花束を抱え急ぎ足で向かうのは、エレンの家だ。
スマホを手に取りメールを開く。
『日付が変わったらバルコニーに出ろ』
それだけを打ち込み送信したと同時に、家の庭に到着した。
いつかエレンが理想の恋人について友達と話していたのを聞いていた。
それは、自分の誕生日になったとき、一番最初に会いに来てくれるような人がいいと言うものだった。
それならそれで、と用意した作戦が今となったのだ。
すると二階のバルコニーの窓が開き、眠たげな目をしたエレンが顔を出す。
「誕生日、だろ」
「り…リヴァイさん…!」
「ほら、受け取れ」
ひょい、と投げた花束をあわあわとキャッチし、顔を真っ赤にする。
庭に咲いた桜が舞い、髪が風になびいた。
すぐに部屋に消えたエレンは、薄手のパーカーを羽織り庭に出る。
そのままぎゅ…とリヴァイを抱き締めれば、ポンポンと頭を撫でられた。
「リヴァイさん…ありがとうございます、こんな…」
「当たり前だ。

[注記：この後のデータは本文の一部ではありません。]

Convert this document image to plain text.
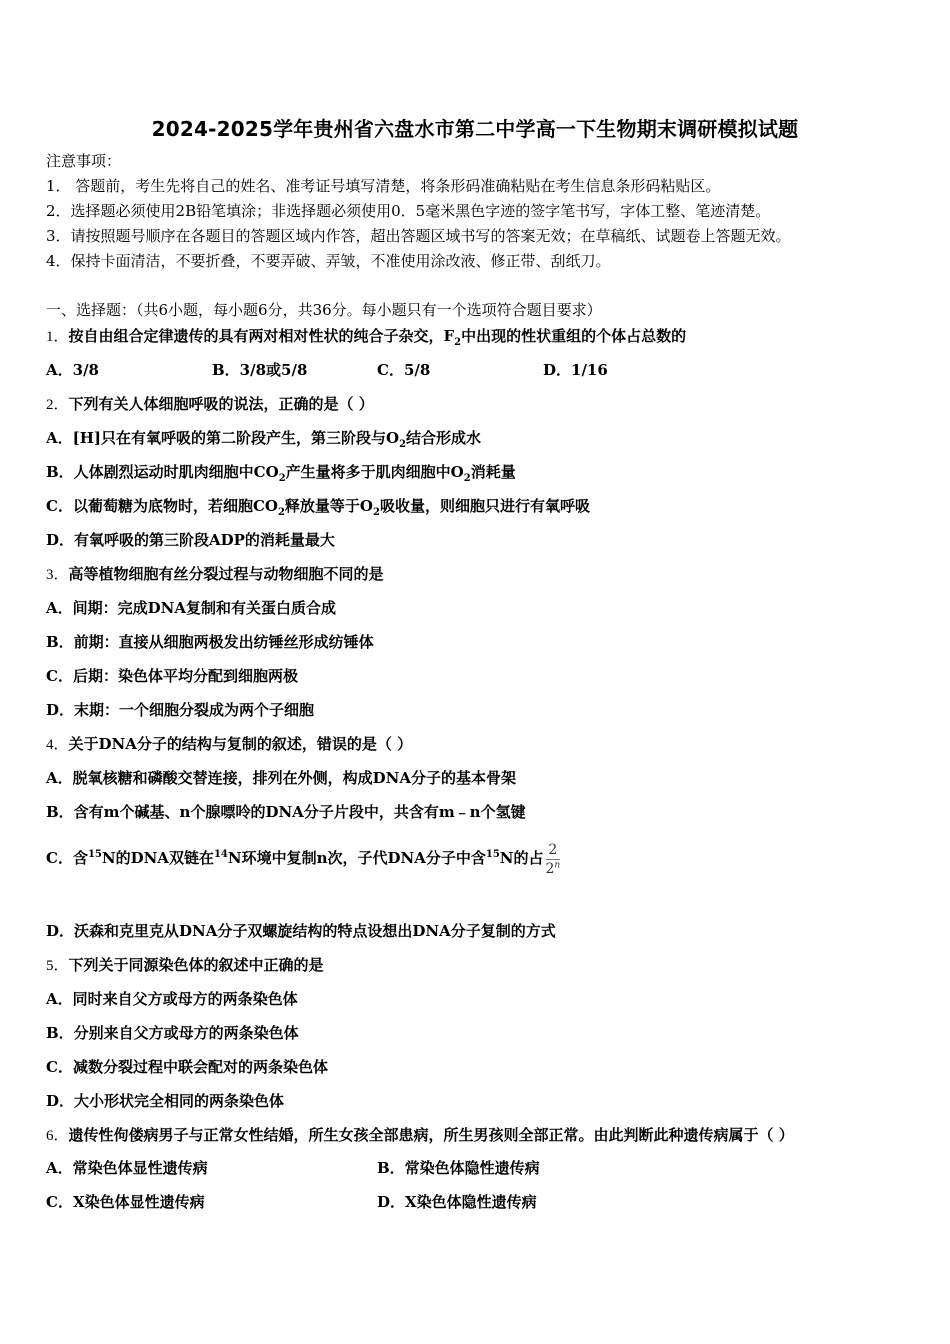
2024-2025学年贵州省六盘水市第二中学高一下生物期末调研模拟试题
注意事项：
1． 答题前，考生先将自己的姓名、准考证号填写清楚，将条形码准确粘贴在考生信息条形码粘贴区。
2．选择题必须使用2B铅笔填涂；非选择题必须使用0．5毫米黑色字迹的签字笔书写，字体工整、笔迹清楚。
3．请按照题号顺序在各题目的答题区域内作答，超出答题区域书写的答案无效；在草稿纸、试题卷上答题无效。
4．保持卡面清洁，不要折叠，不要弄破、弄皱，不准使用涂改液、修正带、刮纸刀。
一、选择题：（共6小题，每小题6分，共36分。每小题只有一个选项符合题目要求）
1．按自由组合定律遗传的具有两对相对性状的纯合子杂交，$F_2$中出现的性状重组的个体占总数的
A．3/8	B．3/8或5/8	C．5/8	D．1/16
2．下列有关人体细胞呼吸的说法，正确的是（ ）
A．[H]只在有氧呼吸的第二阶段产生，第三阶段与$O_2$结合形成水
B．人体剧烈运动时肌肉细胞中$CO_2$产生量将多于肌肉细胞中$O_2$消耗量
C．以葡萄糖为底物时，若细胞$CO_2$释放量等于$O_2$吸收量，则细胞只进行有氧呼吸
D．有氧呼吸的第三阶段ADP的消耗量最大
3．高等植物细胞有丝分裂过程与动物细胞不同的是
A．间期：完成DNA复制和有关蛋白质合成
B．前期：直接从细胞两极发出纺锤丝形成纺锤体
C．后期：染色体平均分配到细胞两极
D．末期：一个细胞分裂成为两个子细胞
4．关于DNA分子的结构与复制的叙述，错误的是（ ）
A．脱氧核糖和磷酸交替连接，排列在外侧，构成DNA分子的基本骨架
B．含有m个碱基、n个腺嘌呤的DNA分子片段中，共含有m﹣n个氢键
C．含$^{15}$N的DNA双链在$^{14}$N环境中复制n次，子代DNA分子中含$^{15}$N的占 $\frac{2}{2^n}$
D．沃森和克里克从DNA分子双螺旋结构的特点设想出DNA分子复制的方式
5．下列关于同源染色体的叙述中正确的是
A．同时来自父方或母方的两条染色体
B．分别来自父方或母方的两条染色体
C．减数分裂过程中联会配对的两条染色体
D．大小形状完全相同的两条染色体
6．遗传性佝偻病男子与正常女性结婚，所生女孩全部患病，所生男孩则全部正常。由此判断此种遗传病属于（ ）
A．常染色体显性遗传病	B．常染色体隐性遗传病
C．X染色体显性遗传病	D．X染色体隐性遗传病
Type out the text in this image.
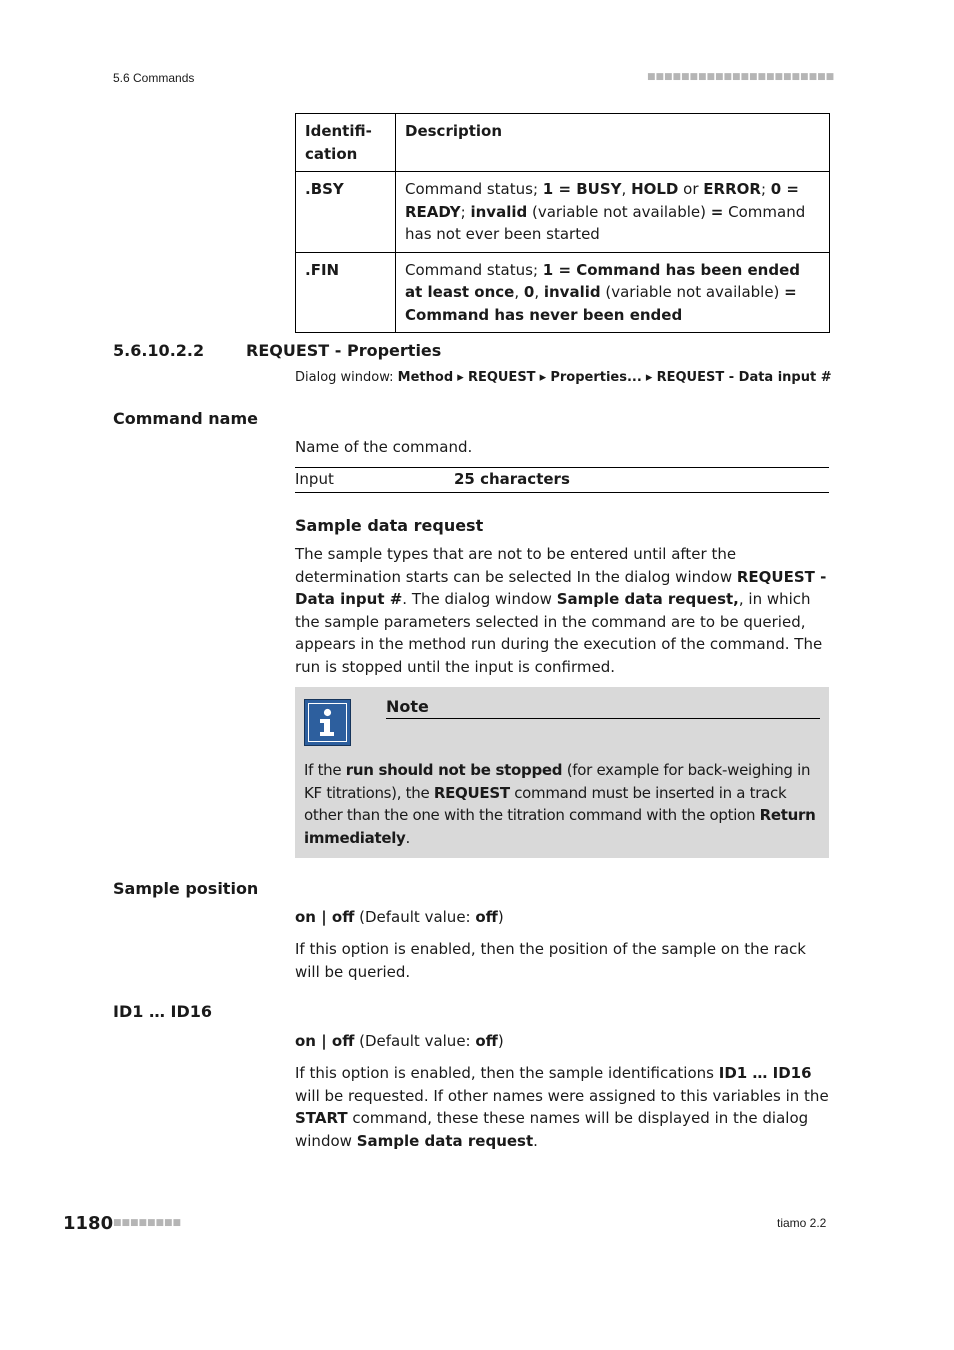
5.6 Commands	■■■■■■■■■■■■■■■■■■■■■■
Identifi-
cation	Description
.BSY	Command status; 1 = BUSY, HOLD or ERROR; 0 = READY; invalid (variable not available) = Command has not ever been started
.FIN	Command status; 1 = Command has been ended at least once, 0, invalid (variable not available) = Command has never been ended
5.6.10.2.2	REQUEST - Properties
Dialog window: Method ▸ REQUEST ▸ Properties... ▸ REQUEST - Data input #
Command name
Name of the command.
Input	25 characters
Sample data request
The sample types that are not to be entered until after the determination starts can be selected In the dialog window REQUEST - Data input #. The dialog window Sample data request,, in which the sample parameters selected in the command are to be queried, appears in the method run during the execution of the command. The run is stopped until the input is confirmed.
Note
If the run should not be stopped (for example for back-weighing in KF titrations), the REQUEST command must be inserted in a track other than the one with the titration command with the option Return immediately.
Sample position
on | off (Default value: off)
If this option is enabled, then the position of the sample on the rack will be queried.
ID1 … ID16
on | off (Default value: off)
If this option is enabled, then the sample identifications ID1 … ID16 will be requested. If other names were assigned to this variables in the START command, these these names will be displayed in the dialog window Sample data request.
1180 ■■■■■■■■	tiamo 2.2
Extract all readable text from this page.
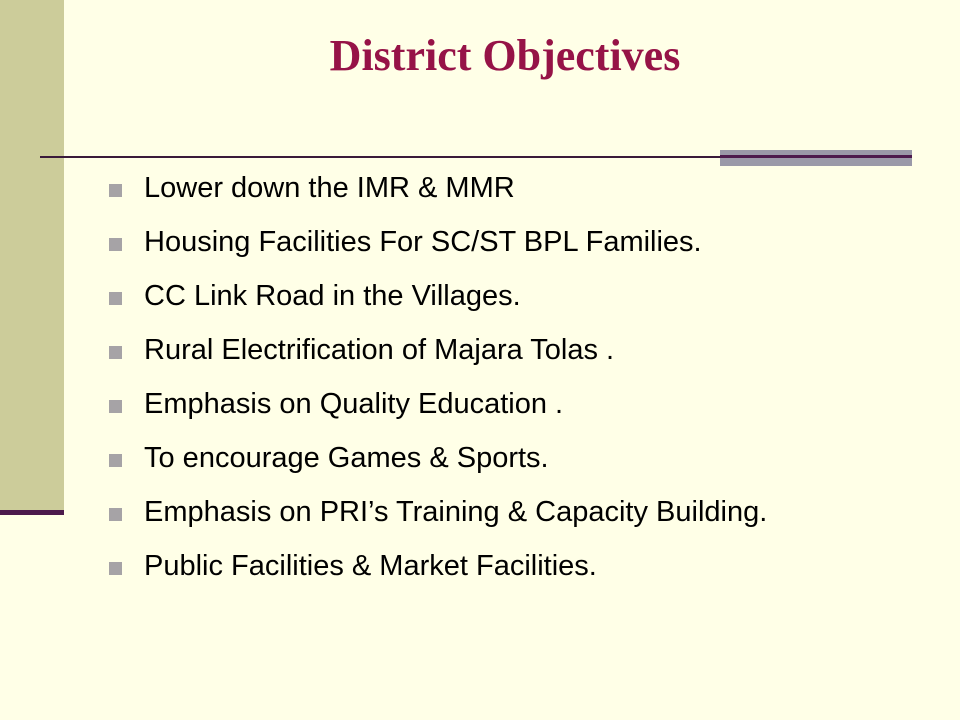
District Objectives
Lower down the IMR & MMR
Housing Facilities For SC/ST BPL Families.
CC Link Road in the Villages.
Rural Electrification of Majara Tolas .
Emphasis on Quality Education .
To encourage Games & Sports.
Emphasis on PRI’s Training & Capacity Building.
Public Facilities & Market Facilities.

理想通りの誕生日だろ」
「どっ!どうしてそれを…!」
「馬鹿みてぇにダチと話してただろうが、聞こえちまったんだよ」
「そんな…っ恥ずかしい…!!でもおれ…その、一番最初にリヴァイさんに会えて、嬉しいです…」
「っ…それは良かった」
「それと…二階からリヴァイさんを見つけたとき、桜が舞って…すごく綺麗でした」
おれ、貴方が恋人で良かった。
抱き締めたまま耳元で囁いた声は、微かに震えていた。
泣くんじゃねぇ、とその柔らかい唇へキスを落とす。
「誕生日おめでとう。愛してる、エレン…」
「っ!!…ありがとう…ございます…リヴァイさん…っ」
満天の星空に浮かぶ月は、エレンの瞳によく似ていた。
fin.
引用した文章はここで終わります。